A Tennessee state senate bill to ban law enforcement from obtaining cellphone location tracking information without a warrant has passed through both chambers of the legislature, although an amendment was added late in the process that could prove hazardous to privacy rights and necessitates vigilance on the part of people in the Volunteer State..

Introduced by Sen. Mae Beavers (R-17), Senate Bill 2087 (SB2087) passed  the House on Apr. 16 by an 87-2-2 margin. It had previously passed through the Senate by a 28-2 margin. It will now head to Gov. Haslam’s desk to be signed into law.
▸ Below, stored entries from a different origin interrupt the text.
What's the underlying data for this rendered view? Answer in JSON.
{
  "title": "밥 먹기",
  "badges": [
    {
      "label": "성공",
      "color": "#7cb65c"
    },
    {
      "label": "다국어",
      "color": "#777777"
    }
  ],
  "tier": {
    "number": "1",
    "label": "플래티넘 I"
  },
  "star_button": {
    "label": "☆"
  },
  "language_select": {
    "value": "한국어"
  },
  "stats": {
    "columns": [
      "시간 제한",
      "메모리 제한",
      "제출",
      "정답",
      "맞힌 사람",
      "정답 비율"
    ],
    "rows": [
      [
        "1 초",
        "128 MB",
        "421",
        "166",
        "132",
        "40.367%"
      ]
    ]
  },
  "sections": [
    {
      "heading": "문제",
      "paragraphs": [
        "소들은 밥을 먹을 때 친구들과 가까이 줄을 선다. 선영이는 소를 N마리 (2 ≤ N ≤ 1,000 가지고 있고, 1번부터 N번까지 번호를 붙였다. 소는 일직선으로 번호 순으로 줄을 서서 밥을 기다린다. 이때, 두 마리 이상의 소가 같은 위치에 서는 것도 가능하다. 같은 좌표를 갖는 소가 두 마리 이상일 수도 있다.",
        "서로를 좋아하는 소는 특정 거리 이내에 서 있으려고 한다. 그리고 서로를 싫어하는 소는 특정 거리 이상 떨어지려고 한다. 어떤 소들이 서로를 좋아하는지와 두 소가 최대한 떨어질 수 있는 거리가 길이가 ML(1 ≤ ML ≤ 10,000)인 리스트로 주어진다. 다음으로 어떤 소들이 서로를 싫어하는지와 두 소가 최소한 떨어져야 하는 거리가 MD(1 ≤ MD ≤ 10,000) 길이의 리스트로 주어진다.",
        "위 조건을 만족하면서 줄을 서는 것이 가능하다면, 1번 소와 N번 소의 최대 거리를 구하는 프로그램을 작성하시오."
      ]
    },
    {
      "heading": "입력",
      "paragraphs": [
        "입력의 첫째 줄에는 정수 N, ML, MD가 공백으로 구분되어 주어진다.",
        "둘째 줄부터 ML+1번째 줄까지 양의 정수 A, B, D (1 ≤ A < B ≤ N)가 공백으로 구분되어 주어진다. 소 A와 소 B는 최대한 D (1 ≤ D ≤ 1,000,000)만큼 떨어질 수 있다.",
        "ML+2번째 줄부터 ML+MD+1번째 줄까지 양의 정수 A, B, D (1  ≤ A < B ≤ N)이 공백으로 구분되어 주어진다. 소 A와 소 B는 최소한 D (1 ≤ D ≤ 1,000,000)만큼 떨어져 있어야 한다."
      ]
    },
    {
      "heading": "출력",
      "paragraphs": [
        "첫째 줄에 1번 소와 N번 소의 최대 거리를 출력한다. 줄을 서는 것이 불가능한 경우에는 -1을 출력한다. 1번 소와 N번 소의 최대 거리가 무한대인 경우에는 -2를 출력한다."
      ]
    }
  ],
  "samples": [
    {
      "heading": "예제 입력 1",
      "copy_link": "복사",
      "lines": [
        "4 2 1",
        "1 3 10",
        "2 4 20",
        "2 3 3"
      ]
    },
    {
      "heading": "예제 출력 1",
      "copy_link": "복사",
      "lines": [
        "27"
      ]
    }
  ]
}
However, an amendment was added at the last minute that weakened the bill.

SB2087 ensures that “no governmental entity shall obtain the location information of an electronic device without a search warrant issued by a duly authorized court” aside from a narrow set of exigent circumstances specifically outlined in the bill. Any information gathered in violation of SB2087 is to be inadmissible in the court of law as well. These provisions are what make the bill effective in protecting individual liberty.

However, an amendment (HA1170) was added to the bill that says warrant requirements are unnecessary if an individual posts their location information on a social media website. This means that anyone in the state of Tennessee who posts their location information online has essentially forfeited their privacy rights for at least 24 hours. So, simply posting a picture of dinner and sharing where you ate it on Facebook could trigger that 24 hour ‘exception’ and open the door to Tennessee government agents tracking you without a warrant While the rest of the bill includes some strong restrictions against tracking locations, people in Tennessee should consider not posting their location on ANY social media sites at any time.

A practical benefit of SB2087 is that it curtails some of the onerous effects of unconstitutional data gathering by the federal government. The NSA collects, stores, and analyzes data on countless millions of people without a warrant, and without even the mere suspicion of criminal activity. NSA also tracks the physical location of people through their cellphones.

In late 2013, the Washington Post reported that NSA is “gathering nearly 5 billion records a day on the whereabouts of cellphones around the world.” This includes location data on “tens of millions” of Americans each year – without a warrant.Through fusion centers, state and local law enforcement act as information recipients from various federal departments under Information Sharing Environment (ISE). ISE partners include the Office of Director of National Intelligence, which is an umbrella covering 17 federal agencies and organizations, including the NSA. State and local law enforcement share data up the chain with the feds.

The NSA expressly shares warrantless data with state and local law enforcement through a super-secret DEA unit known as the Special Operations Division (SOD). A Reuters report that most of this shared data has absolutely nothing to do with national security issues. Most of it involves routine criminal investigations.

This location tracking and data sharing shoves a dagger into the heart of the Fourth Amendment. SB2087 prevents state law enforcement from gathering cell phone location data and sharing it up the chain. It makes information vacuumed up by the feds and shared down the chain inadmissible in court, stopping a dangerous practical effect of NSA spying, assuming people in Tennessee remain vigilant about not voluntarily posting their location on social media.